Bismillahirrahmanirrahim
Semoga Allah mudahkan segala hal.***
Badai yang terjadi semalam, tak lantas membuat senyum di wajah Cerise sirna. Gadis cantik dengan rambut legam itu kembali menampilkan senyum terbaik pada pagi harinya. Seakan luka yang didapat malam itu hanya sebuah ilusi semata. Seakan bentakan juga makian Papa tidak pernah ia terima. Padahal di dalam sana, luka Cerise menganga dan penuh darah.

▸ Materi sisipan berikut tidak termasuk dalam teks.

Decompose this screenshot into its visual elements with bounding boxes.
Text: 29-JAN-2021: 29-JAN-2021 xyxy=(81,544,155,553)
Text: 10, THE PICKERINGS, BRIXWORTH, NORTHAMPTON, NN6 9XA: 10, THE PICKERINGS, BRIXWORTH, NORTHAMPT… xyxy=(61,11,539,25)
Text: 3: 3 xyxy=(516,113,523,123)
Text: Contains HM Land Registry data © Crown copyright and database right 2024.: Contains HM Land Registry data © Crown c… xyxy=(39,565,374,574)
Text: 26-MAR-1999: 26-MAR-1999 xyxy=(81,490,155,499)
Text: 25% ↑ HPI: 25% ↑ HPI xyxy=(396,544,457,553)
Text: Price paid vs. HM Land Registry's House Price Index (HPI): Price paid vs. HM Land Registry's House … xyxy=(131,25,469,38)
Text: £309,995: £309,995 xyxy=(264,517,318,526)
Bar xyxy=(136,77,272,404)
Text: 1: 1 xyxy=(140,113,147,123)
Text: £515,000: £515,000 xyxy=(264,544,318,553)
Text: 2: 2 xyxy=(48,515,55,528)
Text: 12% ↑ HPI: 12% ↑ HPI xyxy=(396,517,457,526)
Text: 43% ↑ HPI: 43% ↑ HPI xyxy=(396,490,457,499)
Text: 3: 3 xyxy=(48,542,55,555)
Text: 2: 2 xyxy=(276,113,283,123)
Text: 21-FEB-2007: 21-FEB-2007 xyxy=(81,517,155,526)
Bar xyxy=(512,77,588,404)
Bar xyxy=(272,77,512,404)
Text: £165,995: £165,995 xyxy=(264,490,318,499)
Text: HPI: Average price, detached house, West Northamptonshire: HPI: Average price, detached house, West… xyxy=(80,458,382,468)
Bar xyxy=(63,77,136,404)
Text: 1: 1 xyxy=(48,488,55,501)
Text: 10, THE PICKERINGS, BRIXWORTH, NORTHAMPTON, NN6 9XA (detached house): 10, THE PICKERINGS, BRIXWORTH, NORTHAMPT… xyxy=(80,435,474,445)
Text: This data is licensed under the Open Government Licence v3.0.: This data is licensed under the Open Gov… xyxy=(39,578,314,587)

Seperti langit malam yang beranjak pagi, kelam di atas sana ikut berganti warna. Maka, saat itu Cerise akan kembali menjadi penuh warna. Tidak peduli sedalam apa luka yang didapat semalam. Tidak peduli pada makian Papa yang berhasil memukul telak relung hatinya, Cerise harus tetap bersikap seakan semua baik-baik saja. Lukanya adalah rahasia.
Ia baru bisa masuk ke dalam rumah ketika pagi menyapa, melalui jendela yang terbuka. Berjalan mengendap-endap, berusaha tidak menimbulkan bising yang mengusik Papa. Sebab seperti hari-hari sebelumnya, Papa selalu tidur di atas kursi ditemani botol-botol minuman yang isinya telah tandas. Ia terpaku sejenak menatap lekat damai wajah laki-laki itu kala terlelap.
Kemudian di antara sela-sela padatnya aktivitas sebelum berangkat sekolah, Cerise meraih buku catatan lalu menuliskan sesuatu di sana—hal yang seharusnya sudah dilakukan semalam. Lantas setelah itu, ia bergegas keluar rumah, melewati beberapa belokan hingga akhirnya sampai di ujung jalan, menanti angkutan kota yang akan membawanya ke sekolah.
"Pak, SMA Nusa Pelita, ya," ujar Cerise sebelum menaiki kendaraan umum roda empat itu.
"Siap! Lima ribunya disiapkan, ya, Neng," timpal sopir, lalu tertawa kecil.
"Diskon lima puluh persen, ya, Pak? Kan, saya sudah langganan."
Bapak sopir menggeleng cepat. "Memangnya ini pasar swalayan, Neng."
Maka setelah itu, tawa Cerise melebur di antara bisingnya perjalanan. Ditemani senandung lagu dari pengamen jalanan yang menumpang di dalam kendaraan, pagi Cerise terasa hangat. Ia tidak berhenti tersenyum, sambil sesekali mengikuti alunan yang liriknya benar-benar mampu membuat candu.
Hingga tiga puluh menit lamanya perjalanan, kendaraan umum itu berhenti tepat di depan gerbang sekolah Cerise. Gadis itu beranjak selepas membayar dengan satu lembar uang lima ribuan. Hendak melangkah memasuki halaman sekolah, tetapi suara sopir yang mengalun memasuki gendang telinga terasa mengiris hatinya.
"Terima kasih, Neng. Bahagia terus, ya."
Cerise terpaku. Lidahnya terlalu kelu hingga tak mampu menjawab kalimat itu sampai roda-roda kendaraan angkutan umum tersebut kembali melaju meninggalkannya dalam ketermenungan. Ia menunduk, menatap sepatu yang mulai usang, sambil meremas tali-tali tas dengan kencang. Ada perih merambat usai perkataan bapak tadi terlontar.
Ia diam, tetapi dalam diamnya, ada harap yang berbisik rendah, mengaminkan doa tulus dari seseorang yang bahkan tidak Cerise kenali dengan baik. Rasa hangat terasa menjalar hingga mampu membuat kedua manik pekatnya memanas. Namun, setelah itu, Cerise kembali mendongak, lalu tersenyum riang selepas menghela napas dalam.
Ketika dunia Cerise terasa hampir hancur, semesta menghadirkan bahagia dengan cara yang amat sederhana. Maka kini, di antara ringan langkah menyusuri lorong sekolah, Cerise berjanji tidak akan pernah menyerah menghadapi goresan takdir yang kadang berhasil melukai jiwanya.
Iya, Cerise akan kembali menjadi seperti jingga kala siang beranjak malam. Ia akan menjadi jingga yang hadirnya mampu membuat orang-orang senang dan terpukau. Sebab Cerise merasa, kelahiran ia dunia memang untuk membahagiakan orang-orang di dekatnya. Meski ternyata, gadis itu yang harus menanggung luka.